On November 12, 2019, the asteroid Vesta will be in a direction exactly opposite from the Sun as seen from Earth. Astronomers use the term opposition to describe this particular geometric relationship. At opposition, Vesta will be about 1.6 times farther from Earth than the Sun. That’s about as close to Earth as it ever gets. 

Ceres is the largest object in the asteroid belt. It is about 600 miles across. Vesta is about half as wide as Ceres. Their small sizes make both of them difficult to study from Earth. To learn more about these worlds, the Dawn spacecraft was sent to observe them up close.

One unusual thing about the Dawn spacecraft is its method of propulsion. Instead of rocket engines, this spacecraft used ion engines while in space. Ion engines produce thrust by using electrical forces to accelerate ionized xenon atoms to very high speeds.

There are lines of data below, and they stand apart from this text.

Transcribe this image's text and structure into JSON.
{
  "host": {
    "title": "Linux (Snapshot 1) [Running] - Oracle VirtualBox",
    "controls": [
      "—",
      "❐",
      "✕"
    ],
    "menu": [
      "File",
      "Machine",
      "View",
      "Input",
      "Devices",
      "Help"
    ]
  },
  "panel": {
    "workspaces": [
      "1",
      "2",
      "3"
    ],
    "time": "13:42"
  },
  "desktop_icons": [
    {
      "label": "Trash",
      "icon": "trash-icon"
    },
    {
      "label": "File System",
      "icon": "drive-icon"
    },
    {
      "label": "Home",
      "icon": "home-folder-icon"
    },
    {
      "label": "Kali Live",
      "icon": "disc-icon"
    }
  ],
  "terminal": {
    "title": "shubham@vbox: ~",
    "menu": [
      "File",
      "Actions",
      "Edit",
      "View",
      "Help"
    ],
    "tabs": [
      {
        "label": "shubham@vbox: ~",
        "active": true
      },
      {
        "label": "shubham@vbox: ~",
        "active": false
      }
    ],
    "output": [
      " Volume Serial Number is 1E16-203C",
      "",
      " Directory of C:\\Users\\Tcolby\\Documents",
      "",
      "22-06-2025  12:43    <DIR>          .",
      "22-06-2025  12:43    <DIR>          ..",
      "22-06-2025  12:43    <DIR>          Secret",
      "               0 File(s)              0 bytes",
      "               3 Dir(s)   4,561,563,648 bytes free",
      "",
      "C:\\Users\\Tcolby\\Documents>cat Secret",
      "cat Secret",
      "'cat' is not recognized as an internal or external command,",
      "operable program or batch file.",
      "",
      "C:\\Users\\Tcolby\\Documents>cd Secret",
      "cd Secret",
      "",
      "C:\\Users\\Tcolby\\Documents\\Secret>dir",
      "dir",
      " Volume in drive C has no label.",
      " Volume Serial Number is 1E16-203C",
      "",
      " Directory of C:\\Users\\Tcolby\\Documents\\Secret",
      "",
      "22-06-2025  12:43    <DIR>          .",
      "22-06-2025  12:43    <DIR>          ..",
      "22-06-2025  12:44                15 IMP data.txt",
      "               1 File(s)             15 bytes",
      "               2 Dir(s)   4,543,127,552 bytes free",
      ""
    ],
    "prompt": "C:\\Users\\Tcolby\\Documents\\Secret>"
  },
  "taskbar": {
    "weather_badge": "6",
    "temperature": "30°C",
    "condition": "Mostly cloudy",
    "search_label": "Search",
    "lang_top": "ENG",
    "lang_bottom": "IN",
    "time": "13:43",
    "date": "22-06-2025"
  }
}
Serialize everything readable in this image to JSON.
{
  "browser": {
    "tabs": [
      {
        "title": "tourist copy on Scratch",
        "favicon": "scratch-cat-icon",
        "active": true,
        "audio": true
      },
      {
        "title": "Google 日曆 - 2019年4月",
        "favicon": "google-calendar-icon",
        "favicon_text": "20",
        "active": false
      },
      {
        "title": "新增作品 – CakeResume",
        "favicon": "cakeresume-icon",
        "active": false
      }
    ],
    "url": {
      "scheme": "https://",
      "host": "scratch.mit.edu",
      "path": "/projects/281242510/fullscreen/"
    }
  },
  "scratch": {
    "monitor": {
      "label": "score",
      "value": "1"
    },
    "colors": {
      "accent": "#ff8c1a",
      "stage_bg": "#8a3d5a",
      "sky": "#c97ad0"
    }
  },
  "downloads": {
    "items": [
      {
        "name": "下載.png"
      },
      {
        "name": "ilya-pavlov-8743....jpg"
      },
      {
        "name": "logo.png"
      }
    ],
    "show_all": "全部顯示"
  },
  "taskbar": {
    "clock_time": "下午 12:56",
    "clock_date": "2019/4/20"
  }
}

The Dawn spacecraft was launched from Earth in 2007 and arrived at Vesta in July 2011. After spending over a year in orbit around Vesta, the Dawn spacecraft left orbit and headed to Ceres. It arrived there in March 2015. The Dawn mission ended after the spacecraft missed a scheduled communications session on October 31, 2018. The spacecraft had run out of the fuel it used to keep its antennae pointed to Earth. As its primary mission was completed in 2016, Dawn ended as a spectacular success.